O caso com Mirian Rodrigues aconteceu na última quinta-feira (3 de dezembro): “Na noite anterior passei muito mal e minha filha também. Procurei a médica de referência de Covid e ela diagnosticou que tanto eu quanto minha filha também estávamos contaminadas.

Fui com ela para a clínica fazer raio-x, porque não poderia deixa-la com ninguém, para não continuar a rede de contágio. Cheguei, a porta estava fechada, bati e, quando bati, abriram e eu entrei e sentei”.

Foi nessa hora, segundo Mirian, que começou o problema: “A moça que me atendeu disse que eu não poderia ficar lá dentro, teria que esperar do lado de fora. Falei que minha família toda estava infectada, ela falou que tinha seis pessoas na minha frente e que eu tinha de ficar lá fora, porque na sala tinha mais dois clientes que não estavam com Covid e eu não poderia ficar lá. Falei que não sairia e que iria esperar sentada lá dentro. Ela chamou outra funcionária, que já chegou gritando comigo. Eu disse que não sairia até ser atendida e que, se eles insistissem que chamaria a polícia”.
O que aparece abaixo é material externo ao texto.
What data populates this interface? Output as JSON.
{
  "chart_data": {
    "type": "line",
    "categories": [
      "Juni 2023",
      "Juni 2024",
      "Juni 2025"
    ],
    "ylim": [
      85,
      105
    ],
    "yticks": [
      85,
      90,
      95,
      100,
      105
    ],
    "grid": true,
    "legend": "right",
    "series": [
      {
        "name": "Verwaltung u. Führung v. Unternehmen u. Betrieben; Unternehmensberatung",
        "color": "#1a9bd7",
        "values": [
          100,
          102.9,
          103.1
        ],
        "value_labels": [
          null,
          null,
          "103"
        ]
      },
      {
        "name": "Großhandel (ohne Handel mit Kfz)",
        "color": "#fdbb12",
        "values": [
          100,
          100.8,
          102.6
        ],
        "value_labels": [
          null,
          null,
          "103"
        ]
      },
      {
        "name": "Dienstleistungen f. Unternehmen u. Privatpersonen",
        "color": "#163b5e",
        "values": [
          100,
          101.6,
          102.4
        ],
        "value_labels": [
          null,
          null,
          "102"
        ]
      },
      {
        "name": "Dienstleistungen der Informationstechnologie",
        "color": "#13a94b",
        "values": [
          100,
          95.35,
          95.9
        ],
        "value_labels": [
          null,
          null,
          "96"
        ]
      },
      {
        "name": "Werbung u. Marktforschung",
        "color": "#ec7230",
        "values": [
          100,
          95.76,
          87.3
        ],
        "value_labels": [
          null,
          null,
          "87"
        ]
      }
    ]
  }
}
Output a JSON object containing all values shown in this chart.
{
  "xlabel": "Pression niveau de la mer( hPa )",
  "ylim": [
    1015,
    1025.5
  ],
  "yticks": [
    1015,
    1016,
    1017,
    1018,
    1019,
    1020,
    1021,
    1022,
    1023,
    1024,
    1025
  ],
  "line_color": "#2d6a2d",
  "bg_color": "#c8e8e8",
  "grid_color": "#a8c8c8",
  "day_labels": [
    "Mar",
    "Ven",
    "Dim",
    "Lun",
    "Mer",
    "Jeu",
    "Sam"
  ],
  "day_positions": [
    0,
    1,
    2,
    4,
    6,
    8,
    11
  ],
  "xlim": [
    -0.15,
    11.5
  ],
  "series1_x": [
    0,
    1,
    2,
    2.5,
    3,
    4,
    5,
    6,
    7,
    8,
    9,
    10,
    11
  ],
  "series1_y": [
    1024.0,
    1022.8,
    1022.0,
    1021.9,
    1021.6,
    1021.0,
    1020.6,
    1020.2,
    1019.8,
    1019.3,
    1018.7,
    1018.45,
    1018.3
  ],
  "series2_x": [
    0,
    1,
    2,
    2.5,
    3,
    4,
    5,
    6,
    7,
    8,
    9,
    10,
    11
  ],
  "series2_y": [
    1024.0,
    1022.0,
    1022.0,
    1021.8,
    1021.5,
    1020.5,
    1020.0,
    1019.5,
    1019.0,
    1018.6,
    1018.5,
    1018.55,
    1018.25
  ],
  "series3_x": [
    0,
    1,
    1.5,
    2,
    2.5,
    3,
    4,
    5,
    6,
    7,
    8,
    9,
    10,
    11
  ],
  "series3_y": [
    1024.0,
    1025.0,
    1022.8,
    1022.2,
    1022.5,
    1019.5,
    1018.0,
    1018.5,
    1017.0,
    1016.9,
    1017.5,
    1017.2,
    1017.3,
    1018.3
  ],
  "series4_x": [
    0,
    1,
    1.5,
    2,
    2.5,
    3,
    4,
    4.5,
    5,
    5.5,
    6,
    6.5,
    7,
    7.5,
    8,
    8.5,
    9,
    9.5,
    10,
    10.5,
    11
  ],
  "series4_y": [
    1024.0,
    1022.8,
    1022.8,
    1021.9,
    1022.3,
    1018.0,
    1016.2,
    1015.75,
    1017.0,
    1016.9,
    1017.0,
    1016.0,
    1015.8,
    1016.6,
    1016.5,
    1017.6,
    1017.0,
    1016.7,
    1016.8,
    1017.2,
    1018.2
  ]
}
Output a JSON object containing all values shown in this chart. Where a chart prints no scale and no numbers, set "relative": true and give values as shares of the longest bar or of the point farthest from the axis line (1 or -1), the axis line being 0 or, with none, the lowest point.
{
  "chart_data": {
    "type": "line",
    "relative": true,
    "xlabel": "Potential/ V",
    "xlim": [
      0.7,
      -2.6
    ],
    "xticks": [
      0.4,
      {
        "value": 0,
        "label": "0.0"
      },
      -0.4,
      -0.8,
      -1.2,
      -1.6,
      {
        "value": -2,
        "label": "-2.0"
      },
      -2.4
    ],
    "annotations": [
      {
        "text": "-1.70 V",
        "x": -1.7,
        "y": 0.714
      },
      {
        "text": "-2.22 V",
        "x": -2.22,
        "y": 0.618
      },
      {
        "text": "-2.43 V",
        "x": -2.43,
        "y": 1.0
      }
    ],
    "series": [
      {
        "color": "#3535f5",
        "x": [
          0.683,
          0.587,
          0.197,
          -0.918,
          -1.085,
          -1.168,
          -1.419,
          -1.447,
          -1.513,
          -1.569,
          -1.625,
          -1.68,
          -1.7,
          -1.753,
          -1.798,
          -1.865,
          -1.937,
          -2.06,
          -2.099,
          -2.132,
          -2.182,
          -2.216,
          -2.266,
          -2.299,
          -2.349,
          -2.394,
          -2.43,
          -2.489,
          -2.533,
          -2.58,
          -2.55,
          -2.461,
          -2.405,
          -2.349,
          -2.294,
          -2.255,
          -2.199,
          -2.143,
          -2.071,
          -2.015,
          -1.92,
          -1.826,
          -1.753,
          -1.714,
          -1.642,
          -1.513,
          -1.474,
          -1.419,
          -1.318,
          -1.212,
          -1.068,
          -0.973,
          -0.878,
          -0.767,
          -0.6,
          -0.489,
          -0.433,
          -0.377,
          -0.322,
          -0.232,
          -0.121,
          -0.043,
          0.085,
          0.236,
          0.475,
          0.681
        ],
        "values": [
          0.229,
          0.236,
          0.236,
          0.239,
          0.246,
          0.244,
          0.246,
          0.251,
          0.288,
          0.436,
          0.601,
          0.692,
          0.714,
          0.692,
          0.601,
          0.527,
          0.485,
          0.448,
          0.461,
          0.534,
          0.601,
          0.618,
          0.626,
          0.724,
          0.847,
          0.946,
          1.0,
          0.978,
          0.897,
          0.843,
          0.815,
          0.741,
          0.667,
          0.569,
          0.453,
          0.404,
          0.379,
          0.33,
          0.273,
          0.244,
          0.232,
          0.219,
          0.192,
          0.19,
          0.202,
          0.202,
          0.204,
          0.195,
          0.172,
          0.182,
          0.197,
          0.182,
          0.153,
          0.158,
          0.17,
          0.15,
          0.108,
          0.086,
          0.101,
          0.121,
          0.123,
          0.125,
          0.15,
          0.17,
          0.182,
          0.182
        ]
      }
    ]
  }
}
Mirian relatou que os funcionários da clínica ainda expuseram-na aos outros pacientes: “Fui tratada igual a cachorro e ela falou com os outros pacientes que eu estava com Covid e que eles seriam contaminados por mim. Eu falei que não tinha condições de ficar com minha filha no sol quente. Então, ela disse que iria demorar umas duas horas. Insisti e fiquei na sala. Elas pediram aos outros pacientes, que não eram de Covid, para saírem da sala e eles ficaram lá fora no sol, junto com outros pacientes de Covid”.

Mirian disse entender que não pode submeter outras pessoas ao risco, mas chamou a atenção para a responsabilidade da clínica no caso: “Eu estava seguindo todo o protocolo, de luvas e máscaras. E, ademais, não sou eu que tenho que ficar no sol, são eles que têm que providenciar um lugar com isolamento então, porque estão recebendo muito dinheiro da prefeitura para isso”.